Software deployment is an important stage of software life cycle. It not only affects the performance of software, but also affects the efficiency of runtime environment. Now days, for large monolithic applications, software engineer usually use the deployment strategy of installing large monolithic applications on a single server. This deployment strategy demands high configuration of servers, and demands high input costs. What's more, this simple deployment strategy does not suit for the environment of pervasive computing and mobile computing. However, deploying a large monolithic application into open, dynamic and heterogeneous network environment is a very complex process, which not only needs to consider structure of applications, models partition and models communication, but also needs to consider resource constraints of network environment and user's requirements.According to the principle of autonomic computing, this thesis proposed a self-deploying framework for large monolithic applications.

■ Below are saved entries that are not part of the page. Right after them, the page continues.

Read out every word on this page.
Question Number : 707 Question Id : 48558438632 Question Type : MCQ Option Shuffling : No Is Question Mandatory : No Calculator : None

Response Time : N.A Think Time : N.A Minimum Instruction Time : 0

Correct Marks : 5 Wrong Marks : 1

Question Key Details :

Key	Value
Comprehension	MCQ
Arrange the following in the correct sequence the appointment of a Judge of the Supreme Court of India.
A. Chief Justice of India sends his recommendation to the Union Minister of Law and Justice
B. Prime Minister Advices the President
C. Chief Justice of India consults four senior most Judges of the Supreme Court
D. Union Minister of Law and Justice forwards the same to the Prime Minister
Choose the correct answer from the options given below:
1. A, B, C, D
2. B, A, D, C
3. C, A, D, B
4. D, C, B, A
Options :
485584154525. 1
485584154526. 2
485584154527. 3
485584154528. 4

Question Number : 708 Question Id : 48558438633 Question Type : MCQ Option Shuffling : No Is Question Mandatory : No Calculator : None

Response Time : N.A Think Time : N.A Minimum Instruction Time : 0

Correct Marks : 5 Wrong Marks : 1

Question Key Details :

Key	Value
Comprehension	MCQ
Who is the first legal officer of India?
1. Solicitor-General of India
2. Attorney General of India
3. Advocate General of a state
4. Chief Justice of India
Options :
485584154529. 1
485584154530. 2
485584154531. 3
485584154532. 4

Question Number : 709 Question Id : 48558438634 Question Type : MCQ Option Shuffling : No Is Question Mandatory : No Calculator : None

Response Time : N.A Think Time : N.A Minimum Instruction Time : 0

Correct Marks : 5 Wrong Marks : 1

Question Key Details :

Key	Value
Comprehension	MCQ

Extracting weighted class graph using static analysis of applications, using clustering technology to analysis weighted class graph, partitioning application into more components according to clustering results, using mathematical programming to deploy more components into complex network environment finally.Experimental analysis proved that the hybrid clustering algorithm performs best in terms of clustering quality, authoritativeness and extremity of cluster distribution, which can help to partition large monolithic applications into more components. Mathematical programming is easy to describe the resource constraints of network environment and user's requirements. It performs better in the process of software deployment.